Why doesn't Social Security listen to my doctor?
The Social Security Administration ("SSA") denied my claim even though my treating physician says that I am disabled. Why doesn't the Social Security Administration listen to my doctor? The short answer is that the Commissioner of Social Security is responsible for deciding whether a claimant is disabled under Social Security rules. In other words, the SSA will make that decision and it does not want anybody else telling it what to do. That has been the case for many years.
However, Social Security rules required that the SSA give the most weight to treating physicians' opinions about the nature and severity of the impairments and the resulitng limitations. A recent rule change allows the SSA to give an opinion from a doctor who reviewed medical records, but never even saw the claimant, greater weight than an opinion from the treating physician. This change will make obtaining disability benefits increasingly difficult.
Disability is an issue reserved for the Commissioner. and the SSA "will not give any special significance to the soruce of an opinion on issues reserved to the Commissioner " (20 CFR 404.1527). Therefore, the SSA routinely dismissed opinions from treating physicians that the claimant is disabled because that is an issue reserved to the Commissioner.

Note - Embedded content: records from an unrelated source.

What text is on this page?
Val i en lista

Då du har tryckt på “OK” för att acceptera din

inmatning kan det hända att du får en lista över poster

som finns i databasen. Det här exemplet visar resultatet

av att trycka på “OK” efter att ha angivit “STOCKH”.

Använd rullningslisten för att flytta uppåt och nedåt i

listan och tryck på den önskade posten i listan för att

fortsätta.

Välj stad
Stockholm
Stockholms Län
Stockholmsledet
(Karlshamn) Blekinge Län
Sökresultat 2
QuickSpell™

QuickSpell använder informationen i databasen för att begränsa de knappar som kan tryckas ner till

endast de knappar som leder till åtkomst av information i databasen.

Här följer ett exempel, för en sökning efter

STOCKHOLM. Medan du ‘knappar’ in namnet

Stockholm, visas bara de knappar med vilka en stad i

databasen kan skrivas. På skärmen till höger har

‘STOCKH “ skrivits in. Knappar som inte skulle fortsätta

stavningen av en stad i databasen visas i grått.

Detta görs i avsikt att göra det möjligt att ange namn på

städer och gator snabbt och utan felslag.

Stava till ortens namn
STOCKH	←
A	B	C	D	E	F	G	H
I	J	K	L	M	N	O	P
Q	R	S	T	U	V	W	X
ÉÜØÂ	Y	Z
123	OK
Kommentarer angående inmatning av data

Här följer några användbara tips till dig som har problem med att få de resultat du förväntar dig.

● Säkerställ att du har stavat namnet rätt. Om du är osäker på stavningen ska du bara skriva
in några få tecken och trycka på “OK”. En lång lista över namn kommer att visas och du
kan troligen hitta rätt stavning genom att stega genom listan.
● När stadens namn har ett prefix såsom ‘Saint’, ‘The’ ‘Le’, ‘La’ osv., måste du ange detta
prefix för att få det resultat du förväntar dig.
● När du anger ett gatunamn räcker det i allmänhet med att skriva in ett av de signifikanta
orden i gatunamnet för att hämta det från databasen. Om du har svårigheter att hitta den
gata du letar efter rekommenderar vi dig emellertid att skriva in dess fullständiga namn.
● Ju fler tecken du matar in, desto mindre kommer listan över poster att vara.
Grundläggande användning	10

It used to be that Social Security rules required that the SSA give the most weight to treating physicians' opinions about the nature and severity of the impairments and limitations. The prior rules recognized that the treatment relationship put a treating physician in a better position to give medical opinions. The Code of Federal Regulations explained, "Generally, we give more weight to opinions from your treating sources, since these sources are likely to be the medical professionals most able to provide a detailed, longitudinal picture of your medical impairment(s) and may bring a unique perspective to the medical evidence that cannot be obtained from the objective medical findings alone or from reports of individual examinations, such as consultative examinations or brief hospitalizations. If we find that a treating source's opinion on the issue(s) of the nature and severity of your impairment(s) is well-supported by medically acceptable clinical and laboratory diagnostic techniques and is not inconsistent with the other substantial evidence in your case record, we will give it controlling weight." (20 CFR 404.1527).

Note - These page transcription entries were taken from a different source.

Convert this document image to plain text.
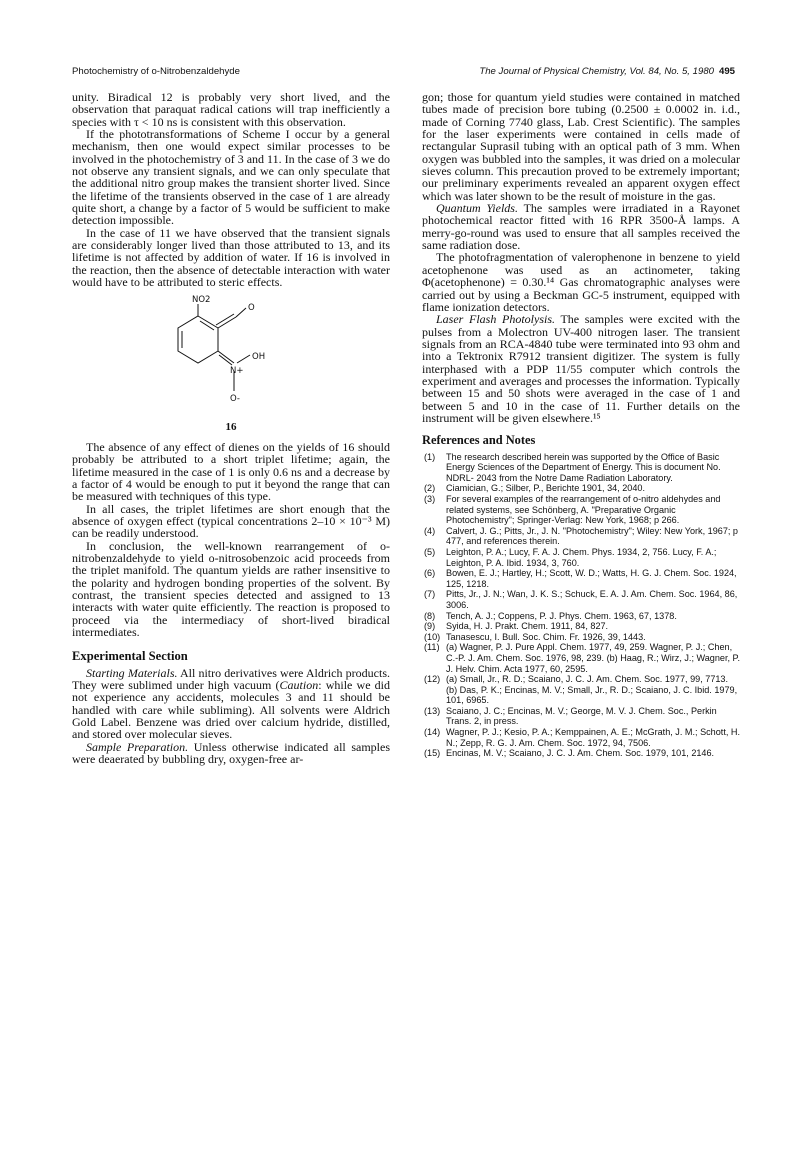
Photochemistry of o-Nitrobenzaldehyde	The Journal of Physical Chemistry, Vol. 84, No. 5, 1980 495

unity. Biradical 12 is probably very short lived, and the observation that paraquat radical cations will trap inefficiently a species with τ < 10 ns is consistent with this observation.

If the phototransformations of Scheme I occur by a general mechanism, then one would expect similar processes to be involved in the photochemistry of 3 and 11. In the case of 3 we do not observe any transient signals, and we can only speculate that the additional nitro group makes the transient shorter lived. Since the lifetime of the transients observed in the case of 1 are already quite short, a change by a factor of 5 would be sufficient to make detection impossible.

In the case of 11 we have observed that the transient signals are considerably longer lived than those attributed to 13, and its lifetime is not affected by addition of water. If 16 is involved in the reaction, then the absence of detectable interaction with water would have to be attributed to steric effects.

NO2
O
OH
N+
O-
16

The absence of any effect of dienes on the yields of 16 should probably be attributed to a short triplet lifetime; again, the lifetime measured in the case of 1 is only 0.6 ns and a decrease by a factor of 4 would be enough to put it beyond the range that can be measured with techniques of this type.

In all cases, the triplet lifetimes are short enough that the absence of oxygen effect (typical concentrations 2–10 × 10⁻³ M) can be readily understood.

In conclusion, the well-known rearrangement of o-nitrobenzaldehyde to yield o-nitrosobenzoic acid proceeds from the triplet manifold. The quantum yields are rather insensitive to the polarity and hydrogen bonding properties of the solvent. By contrast, the transient species detected and assigned to 13 interacts with water quite efficiently. The reaction is proposed to proceed via the intermediacy of short-lived biradical intermediates.

Experimental Section

Starting Materials. All nitro derivatives were Aldrich products. They were sublimed under high vacuum (Caution: while we did not experience any accidents, molecules 3 and 11 should be handled with care while subliming). All solvents were Aldrich Gold Label. Benzene was dried over calcium hydride, distilled, and stored over molecular sieves.

Sample Preparation. Unless otherwise indicated all samples were deaerated by bubbling dry, oxygen-free ar-

gon; those for quantum yield studies were contained in matched tubes made of precision bore tubing (0.2500 ± 0.0002 in. i.d., made of Corning 7740 glass, Lab. Crest Scientific). The samples for the laser experiments were contained in cells made of rectangular Suprasil tubing with an optical path of 3 mm. When oxygen was bubbled into the samples, it was dried on a molecular sieves column. This precaution proved to be extremely important; our preliminary experiments revealed an apparent oxygen effect which was later shown to be the result of moisture in the gas.

Quantum Yields. The samples were irradiated in a Rayonet photochemical reactor fitted with 16 RPR 3500-Å lamps. A merry-go-round was used to ensure that all samples received the same radiation dose.

The photofragmentation of valerophenone in benzene to yield acetophenone was used as an actinometer, taking Φ(acetophenone) = 0.30.¹⁴ Gas chromatographic analyses were carried out by using a Beckman GC-5 instrument, equipped with flame ionization detectors.

Laser Flash Photolysis. The samples were excited with the pulses from a Molectron UV-400 nitrogen laser. The transient signals from an RCA-4840 tube were terminated into 93 ohm and into a Tektronix R7912 transient digitizer. The system is fully interphased with a PDP 11/55 computer which controls the experiment and averages and processes the information. Typically between 15 and 50 shots were averaged in the case of 1 and between 5 and 10 in the case of 11. Further details on the instrument will be given elsewhere.¹⁵

References and Notes
(1) The research described herein was supported by the Office of Basic Energy Sciences of the Department of Energy. This is document No. NDRL- 2043 from the Notre Dame Radiation Laboratory.
(2) Ciamician, G.; Silber, P., Berichte 1901, 34, 2040.
(3) For several examples of the rearrangement of o-nitro aldehydes and related systems, see Schönberg, A. "Preparative Organic Photochemistry"; Springer-Verlag: New York, 1968; p 266.
(4) Calvert, J. G.; Pitts, Jr., J. N. "Photochemistry"; Wiley: New York, 1967; p 477, and references therein.
(5) Leighton, P. A.; Lucy, F. A. J. Chem. Phys. 1934, 2, 756. Lucy, F. A.; Leighton, P. A. Ibid. 1934, 3, 760.
(6) Bowen, E. J.; Hartley, H.; Scott, W. D.; Watts, H. G. J. Chem. Soc. 1924, 125, 1218.
(7) Pitts, Jr., J. N.; Wan, J. K. S.; Schuck, E. A. J. Am. Chem. Soc. 1964, 86, 3006.
(8) Tench, A. J.; Coppens, P. J. Phys. Chem. 1963, 67, 1378.
(9) Syida, H. J. Prakt. Chem. 1911, 84, 827.
(10) Tanasescu, I. Bull. Soc. Chim. Fr. 1926, 39, 1443.
(11) (a) Wagner, P. J. Pure Appl. Chem. 1977, 49, 259. Wagner, P. J.; Chen, C.-P. J. Am. Chem. Soc. 1976, 98, 239. (b) Haag, R.; Wirz, J.; Wagner, P. J. Helv. Chim. Acta 1977, 60, 2595.
(12) (a) Small, Jr., R. D.; Scaiano, J. C. J. Am. Chem. Soc. 1977, 99, 7713. (b) Das, P. K.; Encinas, M. V.; Small, Jr., R. D.; Scaiano, J. C. Ibid. 1979, 101, 6965.
(13) Scaiano, J. C.; Encinas, M. V.; George, M. V. J. Chem. Soc., Perkin Trans. 2, in press.
(14) Wagner, P. J.; Kesio, P. A.; Kemppainen, A. E.; McGrath, J. M.; Schott, H. N.; Zepp, R. G. J. Am. Chem. Soc. 1972, 94, 7506.
(15) Encinas, M. V.; Scaiano, J. C. J. Am. Chem. Soc. 1979, 101, 2146.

Earlier this year, the SSA eliminated the rule that greater weight be given to opinions from the treating physician. The revisions to the rules regarding the evaluation of medical evidence was published in the Federal Register on January 18, 2017, and applies to all claims filed on or after March 27, 2017. Now there is no inherent persuasiveness to evidence from the claimant's treating physician over medical evidence from other medical sources.

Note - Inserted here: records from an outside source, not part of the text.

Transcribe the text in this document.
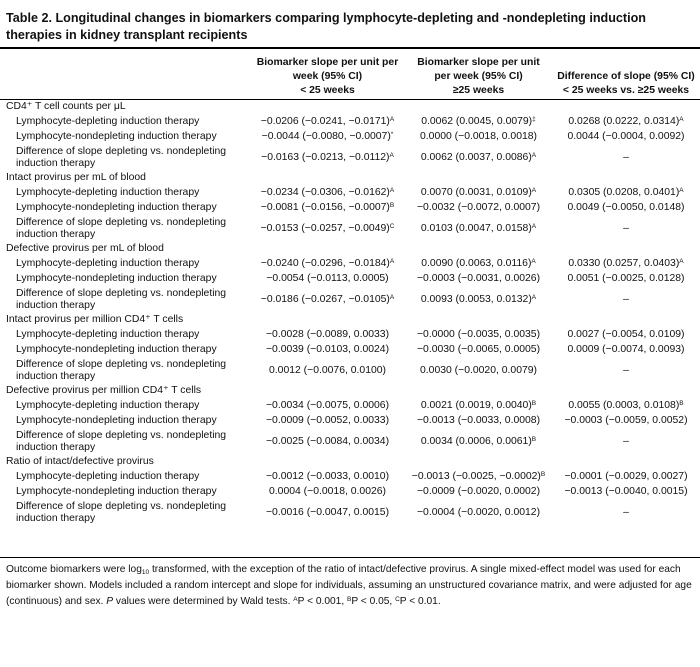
Table 2. Longitudinal changes in biomarkers comparing lymphocyte-depleting and -nondepleting induction therapies in kidney transplant recipients
	Biomarker slope per unit per week (95% CI)	Biomarker slope per unit per week (95% CI)	Difference of slope (95% CI)
	< 25 weeks	≥25 weeks	< 25 weeks vs. ≥25 weeks
CD4⁺ T cell counts per μL			
Lymphocyte-depleting induction therapy	−0.0206 (−0.0241, −0.0171)$^A$	0.0062 (0.0045, 0.0079)‡	0.0268 (0.0222, 0.0314)$^A$
Lymphocyte-nondepleting induction therapy	−0.0044 (−0.0080, −0.0007)*	0.0000 (−0.0018, 0.0018)	0.0044 (−0.0004, 0.0092)
Difference of slope depleting vs. nondepleting induction therapy	−0.0163 (−0.0213, −0.0112)$^A$	0.0062 (0.0037, 0.0086)$^A$	–
Intact provirus per mL of blood			
Lymphocyte-depleting induction therapy	−0.0234 (−0.0306, −0.0162)$^A$	0.0070 (0.0031, 0.0109)$^A$	0.0305 (0.0208, 0.0401)$^A$
Lymphocyte-nondepleting induction therapy	−0.0081 (−0.0156, −0.0007)$^B$	−0.0032 (−0.0072, 0.0007)	0.0049 (−0.0050, 0.0148)
Difference of slope depleting vs. nondepleting induction therapy	−0.0153 (−0.0257, −0.0049)$^C$	0.0103 (0.0047, 0.0158)$^A$	–
Defective provirus per mL of blood			
Lymphocyte-depleting induction therapy	−0.0240 (−0.0296, −0.0184)$^A$	0.0090 (0.0063, 0.0116)$^A$	0.0330 (0.0257, 0.0403)$^A$
Lymphocyte-nondepleting induction therapy	−0.0054 (−0.0113, 0.0005)	−0.0003 (−0.0031, 0.0026)	0.0051 (−0.0025, 0.0128)
Difference of slope depleting vs. nondepleting induction therapy	−0.0186 (−0.0267, −0.0105)$^A$	0.0093 (0.0053, 0.0132)$^A$	–
Intact provirus per million CD4⁺ T cells			
Lymphocyte-depleting induction therapy	−0.0028 (−0.0089, 0.0033)	−0.0000 (−0.0035, 0.0035)	0.0027 (−0.0054, 0.0109)
Lymphocyte-nondepleting induction therapy	−0.0039 (−0.0103, 0.0024)	−0.0030 (−0.0065, 0.0005)	0.0009 (−0.0074, 0.0093)
Difference of slope depleting vs. nondepleting induction therapy	0.0012 (−0.0076, 0.0100)	0.0030 (−0.0020, 0.0079)	–
Defective provirus per million CD4⁺ T cells			
Lymphocyte-depleting induction therapy	−0.0034 (−0.0075, 0.0006)	0.0021 (0.0019, 0.0040)$^B$	0.0055 (0.0003, 0.0108)$^B$
Lymphocyte-nondepleting induction therapy	−0.0009 (−0.0052, 0.0033)	−0.0013 (−0.0033, 0.0008)	−0.0003 (−0.0059, 0.0052)
Difference of slope depleting vs. nondepleting induction therapy	−0.0025 (−0.0084, 0.0034)	0.0034 (0.0006, 0.0061)$^B$	–
Ratio of intact/defective provirus			
Lymphocyte-depleting induction therapy	−0.0012 (−0.0033, 0.0010)	−0.0013 (−0.0025, −0.0002)$^B$	−0.0001 (−0.0029, 0.0027)
Lymphocyte-nondepleting induction therapy	0.0004 (−0.0018, 0.0026)	−0.0009 (−0.0020, 0.0002)	−0.0013 (−0.0040, 0.0015)
Difference of slope depleting vs. nondepleting induction therapy	−0.0016 (−0.0047, 0.0015)	−0.0004 (−0.0020, 0.0012)	–
Outcome biomarkers were $\log_{10}$ transformed, with the exception of the ratio of intact/defective provirus. A single mixed-effect model was used for each biomarker shown. Models included a random intercept and slope for individuals, assuming an unstructured covariance matrix, and were adjusted for age (continuous) and sex. P values were determined by Wald tests. $^A$P < 0.001, $^B$P < 0.05, $^C$P < 0.01.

Statements from your physician that you are disabled are not persuasive to the SSA, so do not ask your doctor to make such statements. Instead, you should make sure that your doctor is fully aware of your symptoms and resulting limitations. That way, your doctor can verify your specific limtiations which provide the basis for disability. For example, many people are not able to sustain activities for 8 hours per day, 5 days per week, 50 weeks per year. If you are one of those people who would need more breaks or absences than typically allowed, your physician can explain that reason for your disability.